You Forgot It in People by Broken Social Scene (Review)

An album full of uplifting pop rock songs that are some of the best and most listenable in recent memory.
You Forgot It In People - Broken Social Scene

Broken Social Scene’s You Forgot It in People was an album that came out last year but did not gain much recognition, due to distribution problems and an apparent lack of publicity. But when it did get recognition, man did it get it. Critics from all over were giving it their highest ratings, perfect scores for an apparently “perfect album.” Along with this, and the band sharing members with rock instrumental masters Do Make Say Think and the apocalyptic chamber music band The Silver Mt. Zion Memorial Orchestra And Tra-La-La Band, I was expecting something that would change my life.

So you would imagine I was kind of disappointed when it didn’t.

Not only that, but it didn’t really seem all that special to me. Sure, there was the great rocking near-instrumental “KC Accidental,” with its high-speed drumming and blasts of guitar, and there was “Anthems for a Seventeen-Year Old Girl,” the absolutely charming and pretty highlight of the album, with Emily Haines singing in ultra-filtered vocals alongside banjos and strings. But that was really all.

It was all very good (though some of the songs, like “Cause=Time,” sometimes had a tendency to annoy me), but nothing really mind-blowing. I sort of saw the album as a culmination of many styles, each song being lesser representations of those styles, as if many of the genres in my music collection had been compacted into one album and turned into something simpler and less moving.

It was a “Five Star” album in the sense that all of the songs were good and listenable, but I did not find it moving in any way, with nothing classic or transcendant. Of course, an album doesn’t need to have any of those qualities to be amazing, but given the hefty weight of the things said by reviewers, that is what I had been expecting.

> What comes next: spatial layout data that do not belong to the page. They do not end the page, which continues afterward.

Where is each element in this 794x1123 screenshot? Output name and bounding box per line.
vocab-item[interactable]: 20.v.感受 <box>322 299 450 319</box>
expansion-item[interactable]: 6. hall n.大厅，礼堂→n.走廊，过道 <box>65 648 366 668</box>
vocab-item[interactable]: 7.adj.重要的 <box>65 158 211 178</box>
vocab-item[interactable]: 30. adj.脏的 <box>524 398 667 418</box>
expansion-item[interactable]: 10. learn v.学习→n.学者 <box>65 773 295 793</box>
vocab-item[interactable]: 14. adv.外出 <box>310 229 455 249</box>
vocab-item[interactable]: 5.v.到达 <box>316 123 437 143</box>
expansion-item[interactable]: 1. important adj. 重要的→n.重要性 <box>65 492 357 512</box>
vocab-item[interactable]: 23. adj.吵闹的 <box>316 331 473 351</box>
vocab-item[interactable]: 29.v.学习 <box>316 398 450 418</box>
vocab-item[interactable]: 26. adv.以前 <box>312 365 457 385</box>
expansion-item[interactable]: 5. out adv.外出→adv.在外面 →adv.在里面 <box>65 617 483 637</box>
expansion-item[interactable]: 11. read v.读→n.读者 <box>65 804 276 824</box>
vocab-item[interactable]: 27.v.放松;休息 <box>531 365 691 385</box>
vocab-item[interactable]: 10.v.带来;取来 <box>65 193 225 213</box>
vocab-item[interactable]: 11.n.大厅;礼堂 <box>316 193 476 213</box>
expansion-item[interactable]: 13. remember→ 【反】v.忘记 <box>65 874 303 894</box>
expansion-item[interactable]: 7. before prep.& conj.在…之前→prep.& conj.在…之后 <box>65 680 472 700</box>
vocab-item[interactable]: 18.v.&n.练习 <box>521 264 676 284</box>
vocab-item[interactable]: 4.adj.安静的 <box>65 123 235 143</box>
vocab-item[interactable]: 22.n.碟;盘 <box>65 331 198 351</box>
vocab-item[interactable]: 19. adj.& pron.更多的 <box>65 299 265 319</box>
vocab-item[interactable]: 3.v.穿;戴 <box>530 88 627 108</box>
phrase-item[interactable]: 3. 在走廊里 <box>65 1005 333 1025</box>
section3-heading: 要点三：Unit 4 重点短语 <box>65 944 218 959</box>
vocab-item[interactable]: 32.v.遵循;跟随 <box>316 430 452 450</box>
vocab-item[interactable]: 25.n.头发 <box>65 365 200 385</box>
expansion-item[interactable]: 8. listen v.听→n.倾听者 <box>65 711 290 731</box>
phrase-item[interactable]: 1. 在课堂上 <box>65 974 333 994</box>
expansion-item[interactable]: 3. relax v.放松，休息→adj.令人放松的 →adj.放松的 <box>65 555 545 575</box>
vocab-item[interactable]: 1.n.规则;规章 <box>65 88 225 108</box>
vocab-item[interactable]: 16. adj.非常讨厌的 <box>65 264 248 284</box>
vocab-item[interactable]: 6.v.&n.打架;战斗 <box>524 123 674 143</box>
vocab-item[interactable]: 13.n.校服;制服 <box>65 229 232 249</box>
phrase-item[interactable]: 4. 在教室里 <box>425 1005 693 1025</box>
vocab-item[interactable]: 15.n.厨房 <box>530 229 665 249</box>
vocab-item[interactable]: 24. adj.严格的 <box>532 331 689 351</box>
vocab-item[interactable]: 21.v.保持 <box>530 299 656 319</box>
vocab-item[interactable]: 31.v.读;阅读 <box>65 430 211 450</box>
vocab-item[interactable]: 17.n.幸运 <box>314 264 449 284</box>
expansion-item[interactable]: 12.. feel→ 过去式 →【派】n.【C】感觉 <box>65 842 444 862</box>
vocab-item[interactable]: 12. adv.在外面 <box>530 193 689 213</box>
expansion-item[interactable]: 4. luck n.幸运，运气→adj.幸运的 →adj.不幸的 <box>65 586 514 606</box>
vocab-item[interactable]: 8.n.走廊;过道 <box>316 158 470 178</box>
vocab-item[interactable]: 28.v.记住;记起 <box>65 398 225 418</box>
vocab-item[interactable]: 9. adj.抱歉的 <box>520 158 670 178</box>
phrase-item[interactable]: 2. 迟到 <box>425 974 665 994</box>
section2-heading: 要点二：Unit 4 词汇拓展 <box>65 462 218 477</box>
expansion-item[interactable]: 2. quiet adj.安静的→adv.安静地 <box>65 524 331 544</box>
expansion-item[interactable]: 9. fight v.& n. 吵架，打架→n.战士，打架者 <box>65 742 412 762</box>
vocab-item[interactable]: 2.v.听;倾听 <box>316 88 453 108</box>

But I kept listening. And after having it for a month or two, it somehow became much better. The guitar chords following the second chorus in “Almost Crimes” strummed something inside of me, and no longer was the song just an amazing rocker, it was an amazing and powerful one. The chorus of children singing in “Looks Just Like the Sun” made me grin. The instrumental combo of “Late Nineties Bedroom Rock for the Missionaries” and “Shampoo Suicide” made me headbang. It got to the point where I was even excited to listen to it. The album didn’t feel any newer; it just felt a whole lot better.

And so I had finally gotten over my grudge with the album and those who had sung its praises, and was loving it just like everyone else. What I’ve found in You Forgot It in People is an album full of uplifting pop rock songs that are some of the best and most listenable in recent memory. It’s an album that never gets old, and it’s an album so good that when I choose to have it in my CD player for the day, I know my day will be all the better for it. If I could recommend one album to anyone, this would be it.

I’ve had this album for a while now, but as you can see, it took me a while to finally form a real opinion of it. In the world of music reviews, albums and bands find themselves bound by a limited scale of ratings, to the point that certain bands are being equated with others when they really can’t be compared.

Broken Social Scene’s newest is a “Five Star” album, but not in the sense of, say, OK Computer. I still don’t find it to be anything that goes beyond the realm of music, but it’s the most listenable album in my collection, and in one sense, it’s my favorite album. If I have gotten sick of slower music or the various quirks that come with the bands that produce it, I can depend on this album to give me something good to listen to.

Technically, this album came out last year, but given its re-release this year, a new record label, and all the attention it’s finally getting, I consider it a 2003 album. And, for all its energy, musicianship, and refreshing hopefulness, it may go down as being the best of the year. It may not transcend or turn the world upside-down, but it’s still an amazing and representative album. It may not be on the same level as others that have been praised or ranked as highly, but that doesn’t matter. It’s in a class of its own.